Friday, December 16, 2011

Christmas Song Spotlight #3

Silent Night

180 years ago the carol "Stille Nacht! Heilige Nacht" was heard for the first time in a village church in Oberndorf, Austria. The congregation at St. Nicholas Church listened as the voices of the assistant pastor, Joseph Mohr, and the choir director, Franz Xaver Gruber, rang through the church to the accompaniment of Mohr's guitar. On that Christmas Eve in 1818, a song was born that would wing its way into the hearts of people throughout the world and has been translated into hundreds of languages.
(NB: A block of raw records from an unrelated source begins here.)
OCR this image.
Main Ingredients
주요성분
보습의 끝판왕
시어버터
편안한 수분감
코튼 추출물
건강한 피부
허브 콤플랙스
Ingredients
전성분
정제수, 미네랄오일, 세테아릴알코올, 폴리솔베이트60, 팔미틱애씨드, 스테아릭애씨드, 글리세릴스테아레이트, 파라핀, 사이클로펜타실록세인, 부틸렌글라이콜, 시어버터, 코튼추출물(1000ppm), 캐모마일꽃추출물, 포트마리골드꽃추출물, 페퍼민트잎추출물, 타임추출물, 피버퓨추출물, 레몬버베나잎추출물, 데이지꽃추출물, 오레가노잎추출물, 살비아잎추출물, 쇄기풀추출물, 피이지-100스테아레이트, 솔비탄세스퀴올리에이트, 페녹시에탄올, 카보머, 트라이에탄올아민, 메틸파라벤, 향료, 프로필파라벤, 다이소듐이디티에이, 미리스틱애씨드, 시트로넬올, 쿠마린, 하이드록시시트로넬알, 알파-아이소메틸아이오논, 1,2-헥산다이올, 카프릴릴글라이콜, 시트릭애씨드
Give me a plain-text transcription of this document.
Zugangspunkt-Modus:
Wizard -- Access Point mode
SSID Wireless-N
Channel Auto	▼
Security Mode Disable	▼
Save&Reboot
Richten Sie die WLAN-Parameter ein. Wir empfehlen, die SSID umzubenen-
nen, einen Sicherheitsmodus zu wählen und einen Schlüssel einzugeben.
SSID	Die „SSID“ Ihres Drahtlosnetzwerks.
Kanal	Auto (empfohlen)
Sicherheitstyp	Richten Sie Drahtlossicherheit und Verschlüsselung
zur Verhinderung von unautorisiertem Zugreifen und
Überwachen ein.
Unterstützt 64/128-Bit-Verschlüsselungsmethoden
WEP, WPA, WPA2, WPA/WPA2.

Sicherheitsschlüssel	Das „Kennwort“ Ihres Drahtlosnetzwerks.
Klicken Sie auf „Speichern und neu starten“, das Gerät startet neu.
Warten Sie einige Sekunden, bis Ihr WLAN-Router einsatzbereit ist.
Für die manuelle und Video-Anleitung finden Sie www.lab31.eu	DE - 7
The German words for the original six stanzas of the carol we know as "Silent Night" were written by Joseph Mohr in 1816, when he was a young priest assigned to a pilgrimage church in Mariapfarr, Austria. His grandfather lived nearby, and it is easy to imagine that he could have come up with the words while walking thorough the countryside on a visit to his elderly relative. On December 24, 1818 Joseph Mohr journeyed to the home of musician-schoolteacher Franz Gruber who lived in an apartment over the schoolhouse in nearby Arnsdorf. He showed his friend the poem and asked him to add a melody and guitar accompaniment so that it could be sung at Midnight Mass. Later that evening, as the two men, backed by the choir, stood in front of the main altar in St. Nicholas Church and sang "Stille Nacht! Heilige Nacht!" for the first time, they could hardly imagine the impact their composition would have on the world. Karl Mauracher, a master organ builder and repairman from the Ziller Valley, traveled to Oberndorf to work on the organ, several times in subsequent years. While doing his work in St. Nicholas, he obtained a copy of the composition and took it home with him. Thus, the simple carol, began its journey around the world and is known as "The Song Heard 'Round The World".